I am confused why we can introduce differentials into an integral when performing an integration by substitution.

Consider the integral $$\int \frac{1}{ x \sqrt{1-x} } dx.$$ We can perform the substitutions $$x=\sin^2u,$$ $$dx=2\sin u \cos{u} du ,$$ on the integral to give $$\int \frac{1}{ \sin^2u \sqrt{1-\sin^2u} } 2\sin u \cos u du .$$

Why can you treat $dx$ as a differential?

From my understanding the integration sign $\int dx$ works as as if it is an operator, just like how $\frac {d}{dx}$ works as an operator and not as a fraction. Which means $\int$ and $dx$ should not be interpreted separately.

But at the same time treating $dx$ as a differential always work out fine so there must be some validness in treating it as an differential.
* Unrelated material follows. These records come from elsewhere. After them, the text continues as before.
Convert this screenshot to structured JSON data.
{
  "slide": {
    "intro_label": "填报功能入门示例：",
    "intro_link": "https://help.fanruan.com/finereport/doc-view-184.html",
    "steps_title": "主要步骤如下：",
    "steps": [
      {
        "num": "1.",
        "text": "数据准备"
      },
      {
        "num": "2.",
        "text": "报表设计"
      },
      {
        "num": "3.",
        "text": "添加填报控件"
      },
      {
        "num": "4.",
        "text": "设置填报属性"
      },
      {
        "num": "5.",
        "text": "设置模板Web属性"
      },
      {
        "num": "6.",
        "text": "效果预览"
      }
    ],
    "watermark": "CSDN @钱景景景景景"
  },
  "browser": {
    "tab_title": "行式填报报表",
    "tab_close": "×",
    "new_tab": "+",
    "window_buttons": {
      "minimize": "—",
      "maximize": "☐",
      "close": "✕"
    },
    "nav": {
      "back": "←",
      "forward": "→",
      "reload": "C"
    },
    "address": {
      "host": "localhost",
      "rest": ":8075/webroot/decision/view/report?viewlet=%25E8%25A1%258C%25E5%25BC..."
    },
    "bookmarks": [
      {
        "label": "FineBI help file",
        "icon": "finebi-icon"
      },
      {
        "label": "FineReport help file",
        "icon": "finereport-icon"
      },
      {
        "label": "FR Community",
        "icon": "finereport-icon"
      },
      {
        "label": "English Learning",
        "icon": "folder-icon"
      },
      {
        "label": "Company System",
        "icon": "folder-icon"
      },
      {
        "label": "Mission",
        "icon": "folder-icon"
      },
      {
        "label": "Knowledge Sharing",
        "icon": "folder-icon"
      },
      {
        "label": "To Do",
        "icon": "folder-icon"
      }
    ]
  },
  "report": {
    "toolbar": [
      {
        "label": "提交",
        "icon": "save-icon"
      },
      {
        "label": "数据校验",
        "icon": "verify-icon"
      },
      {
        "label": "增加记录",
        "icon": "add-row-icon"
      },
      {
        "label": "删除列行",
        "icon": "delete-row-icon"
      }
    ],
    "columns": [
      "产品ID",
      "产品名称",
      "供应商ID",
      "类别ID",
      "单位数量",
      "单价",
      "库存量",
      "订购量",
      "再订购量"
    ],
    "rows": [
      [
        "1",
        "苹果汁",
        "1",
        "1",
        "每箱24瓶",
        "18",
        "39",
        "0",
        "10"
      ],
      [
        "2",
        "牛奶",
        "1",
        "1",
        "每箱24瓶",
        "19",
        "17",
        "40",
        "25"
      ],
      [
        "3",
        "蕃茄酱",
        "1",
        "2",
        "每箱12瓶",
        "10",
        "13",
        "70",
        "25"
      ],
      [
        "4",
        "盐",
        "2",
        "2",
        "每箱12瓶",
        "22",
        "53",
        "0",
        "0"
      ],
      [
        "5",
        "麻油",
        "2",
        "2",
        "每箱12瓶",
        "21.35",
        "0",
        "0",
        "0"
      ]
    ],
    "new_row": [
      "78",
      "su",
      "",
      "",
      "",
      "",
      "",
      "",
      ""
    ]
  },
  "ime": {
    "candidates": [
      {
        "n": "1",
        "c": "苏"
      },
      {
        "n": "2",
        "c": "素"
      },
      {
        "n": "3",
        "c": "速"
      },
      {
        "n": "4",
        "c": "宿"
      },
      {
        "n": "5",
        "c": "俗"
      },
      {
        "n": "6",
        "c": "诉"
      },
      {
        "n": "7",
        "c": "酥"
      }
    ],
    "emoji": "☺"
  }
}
## marked as duplicate by Hans Lundmark, Community♦Jul 6 '18 at 4:53

• $1-x>0\implies x<1$ But $x$ can be $<-1$ right? Better use $\sqrt{1-x}=y$ – lab bhattacharjee Jul 5 '18 at 8:30
• @labbhattacharjee Hi, I was using a suggested substitution given in this post: math.stackexchange.com/questions/2841480/…. Anyway, the exact substitution isn't really the problem I am trying to understand. But thanks! – Taenyfan Jul 5 '18 at 8:32
• The $\mathrm d x$ term in an integral should remind you of the $\Delta x$ in Riemann sums, which is really an increase of the integration variable and can be approximated by the differential. – Bernard Jul 5 '18 at 8:41
• This is just a handy recipe. (Of course there is a proof behind it, using the chain rule.) – Christian Blatter Jul 5 '18 at 8:44

the $\frac {d}{dx}$ is just a notation of the differential

$$\frac {d}{dx} f(x) = \lim_{\delta x\to0}{\frac {f(x+\delta x)-f(x)}{\delta x}}$$ or we can say that :

$$\frac {d}{dx} f(x) = \lim_{\delta x\to0} {\frac {\delta f(x)}{\delta x}}$$

with $$df(x) =\lim_{\delta x\to0} f(x+\delta x)-f(x)= \lim_{\delta x\to0} \delta f(x)$$ so the notation $\frac {d}{dx}$ is actually a fraction and not just a notation of an Operator.

by writing this: $$g(x)=\frac {d f(x)}{dx}$$

if you know the function $g(x)$ and you looking for $f(x)$ we need firstly to know this $d f(x)$

we must multiply both side with $dx$ and get that : $$d f(x) = g(x) \space dx$$

so Now the time of the Inverse Operator of the " $d$ " the sum of Riemann is the same idea
$$\sum d f(x) = \sum g(x) \space dx = f(x)$$ it's not correct exactly because the sum must be continued, then we can renotated the continued sum as an Integral $\int$ :

$$\int d f(x) = \int g(x) \space dx = f(x)$$

so it's not just a symbole